Watch for Manatees on Florida’s Adventure Coast
Manatees wander Florida’s waterways throughout the year, but November through April is officially known as Manatee Season in the sunshine state. As the Gulf of Mexico waters cool in the winter months, these warm-blooded mammals will move further inshore in search of warmer waters. Manatees can be found huddled together in large numbers surviving the cold in springs and spring-fed rivers, such as Weeki Wachee, that have an average temperature of 70 degrees year-round.
If you encounter a wild manatee, it is an unforgettable experience and an extraordinary way to experience Florida’s natural wonders. Especially during Manatee Season, human engagement can potentially put these gentle creatures at risk; it’s important to know and remind others to ‘look but do not touch,’ and give them plenty of space to help them survive.
On the Water
Paddling is one of our signature adventures on Florida’s Adventure Coast, and a great way to possibly spot a manatee. Coastal paddling offers lots of wildlife spotting opportunities, as well as stunning views and a peaceful way to experience our natural coastline. Launch a kayak or canoe and discover the Bayport-Linda Pedersen Paddling Trail and watch the shoreline and treetops for possible sightings of bald eagles, manatees, river otters, a variety of shorebirds, and more.
Especially during manatee season, it’s important to remember to ‘look but do not touch.’ Disturbing a manatee at this time of year could mean forcing it to move from warmer waters to potentially life-threatening cold water. It’s important to give the creatures plenty of space, never touch them and remember that it is illegal to harass them in any way.
Celebrate Manatee Awareness Month by remembering these ‘Manatee Manners’ for boating and paddling:
• Slow Down: Always be mindful of ‘no wake’ and ‘manatee zone’ signs.
Tip: you can wear polarized sunglasses while boating to reduce the surface glare, and to help you see shallow areas and seagrass beds. Polarized sunglasses can also help you see and avoid manatees and underwater hazards.

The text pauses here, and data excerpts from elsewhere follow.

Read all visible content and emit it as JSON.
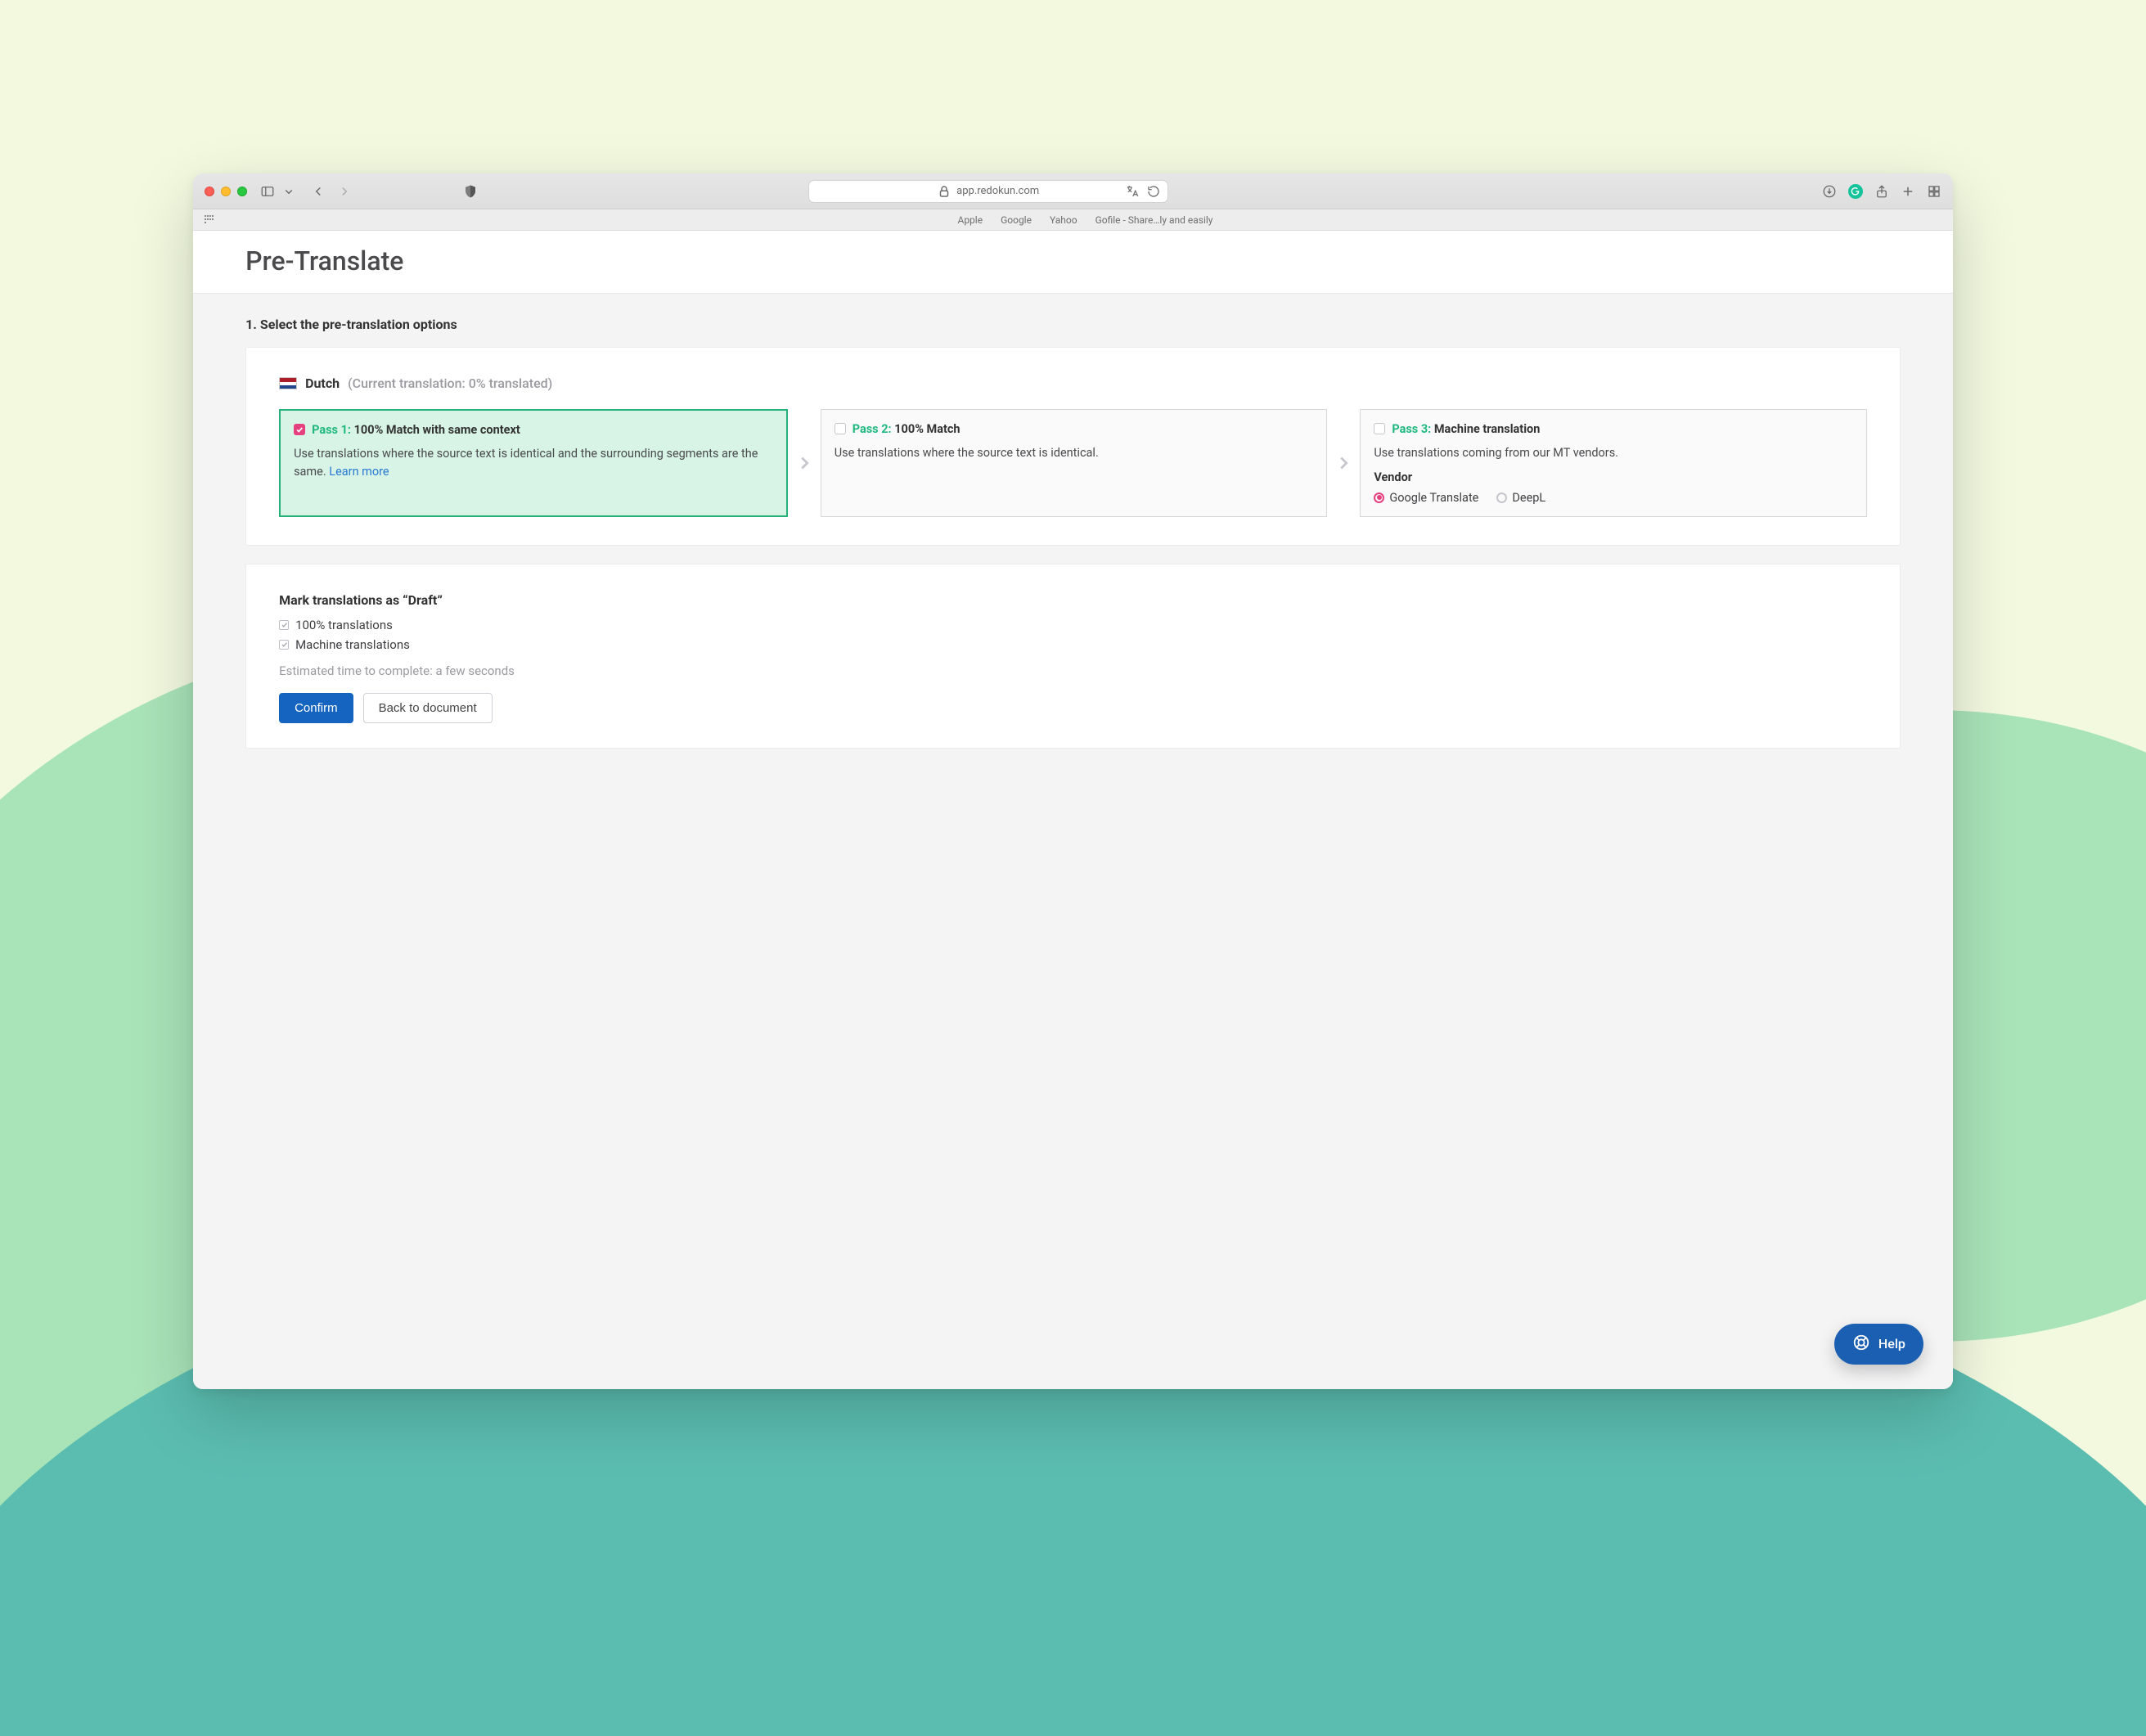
{
  "browser": {
    "url_host": "app.redokun.com",
    "bookmarks": [
      "Apple",
      "Google",
      "Yahoo",
      "Gofile - Share…ly and easily"
    ]
  },
  "page": {
    "title": "Pre-Translate",
    "step_heading": "1. Select the pre-translation options"
  },
  "language": {
    "name": "Dutch",
    "status": "(Current translation: 0% translated)"
  },
  "passes": {
    "p1": {
      "prefix": "Pass 1:",
      "title": "100% Match with same context",
      "desc": "Use translations where the source text is identical and the surrounding segments are the same. ",
      "learn": "Learn more",
      "checked": true
    },
    "p2": {
      "prefix": "Pass 2:",
      "title": "100% Match",
      "desc": "Use translations where the source text is identical.",
      "checked": false
    },
    "p3": {
      "prefix": "Pass 3:",
      "title": "Machine translation",
      "desc": "Use translations coming from our MT vendors.",
      "vendor_label": "Vendor",
      "vendors": {
        "google": "Google Translate",
        "deepl": "DeepL"
      },
      "selected_vendor": "google",
      "checked": false
    }
  },
  "draft": {
    "heading": "Mark translations as “Draft”",
    "opt1": "100% translations",
    "opt2": "Machine translations"
  },
  "eta": "Estimated time to complete: a few seconds",
  "buttons": {
    "confirm": "Confirm",
    "back": "Back to document"
  },
  "help": "Help"
}
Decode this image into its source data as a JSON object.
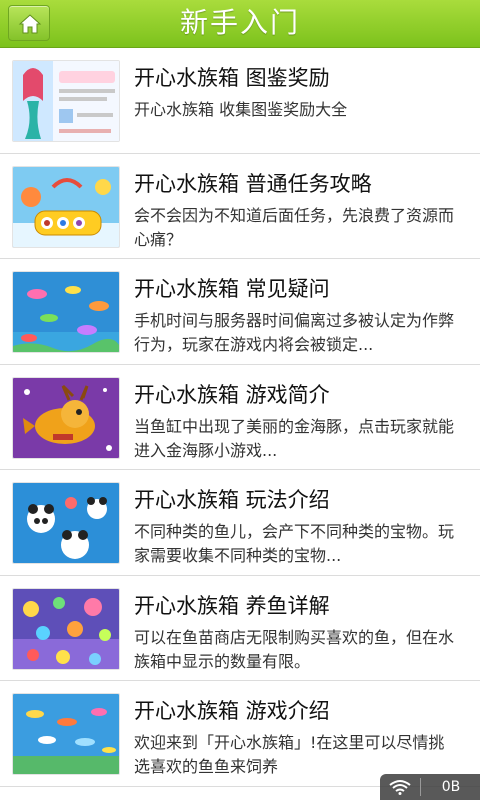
{
  "header": {
    "title": "新手入门",
    "home_icon": "home-icon"
  },
  "items": [
    {
      "title": "开心水族箱 图鉴奖励",
      "desc": "开心水族箱 收集图鉴奖励大全"
    },
    {
      "title": "开心水族箱 普通任务攻略",
      "desc": "会不会因为不知道后面任务，先浪费了资源而心痛？"
    },
    {
      "title": "开心水族箱 常见疑问",
      "desc": "手机时间与服务器时间偏离过多被认定为作弊行为，玩家在游戏内将会被锁定..."
    },
    {
      "title": "开心水族箱 游戏简介",
      "desc": "当鱼缸中出现了美丽的金海豚，点击玩家就能进入金海豚小游戏..."
    },
    {
      "title": "开心水族箱 玩法介绍",
      "desc": "不同种类的鱼儿，会产下不同种类的宝物。玩家需要收集不同种类的宝物..."
    },
    {
      "title": "开心水族箱 养鱼详解",
      "desc": "可以在鱼苗商店无限制购买喜欢的鱼，但在水族箱中显示的数量有限。"
    },
    {
      "title": "开心水族箱 游戏介绍",
      "desc": "欢迎来到「开心水族箱」!在这里可以尽情挑选喜欢的鱼鱼来饲养"
    }
  ],
  "status": {
    "traffic": "0B",
    "wifi_icon": "wifi-icon"
  },
  "colors": {
    "header": "#8fcd2a",
    "divider": "#dcdcdc"
  }
}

• Protect Seagrass: With a nickname like ‘Seacows,’ you could guess that Manatees are grazing animals – and you would be right! Avoid trampling seagrass while paddling, and you can help protect this important food source. When in doubt about the depth while boating, slow down and idle to avoid scarring the bottom. Tip: If you are leaving a muddy trail behind your boat, you are probably cutting seagrass. If you run aground, pole or walk your boat to deeper water.
• Plan Ahead: Use navigational charts, fishing maps, or local boating guides to become familiar with waterways before boating. These nautical charts alert you to shallow areas, so you don’t run aground and damage seagrass. Know the times for your low and high tides.
Tip: Bring reusable containers instead of wrapped foods or plastic bottles and tie your belongings onto the vessel to avoid leaving anything behind accidentally.
On the Land
Beautiful coastal parks can be found in the communities of Weeki Wachee and Hernando Beach, where you may have a chance of spotting manatees, especially in the cooler months.
Situated on the Gulf of Mexico, Bayport Park offers manatee-spotters plenty of vantage points, a boat launch for paddlers and plenty of picnic spots. You can also spot them slightly further inland at Jenkins Creek Park and Linda Pedersen Park in the coastal waterways that connect to the Gulf of Mexico.
At Linda Pedersen Park, the 40-foot viewing tower offers a great way to scan the waters for the massive marine mammals and allows you to soak up the panoramic views of the Gulf of Mexico at the same time. For paddlers, the 1.7-mile Bayport-Linda Pedersen Paddling Trail connects Bayport Park and Linda Pedersen Park and offers the chance to catch glimpses of browsing manatees, along with dolphins, coastal birds, and other wildlife.
If you see a sick, injured, distressed, or tagged manatee, call the FWC’s Wildlife Alert Toll-Free Number 1-888-404-FWCC (1-888-404-3922). Scientists and volunteers can often successfully rescue and release these gentle animals back into the wild.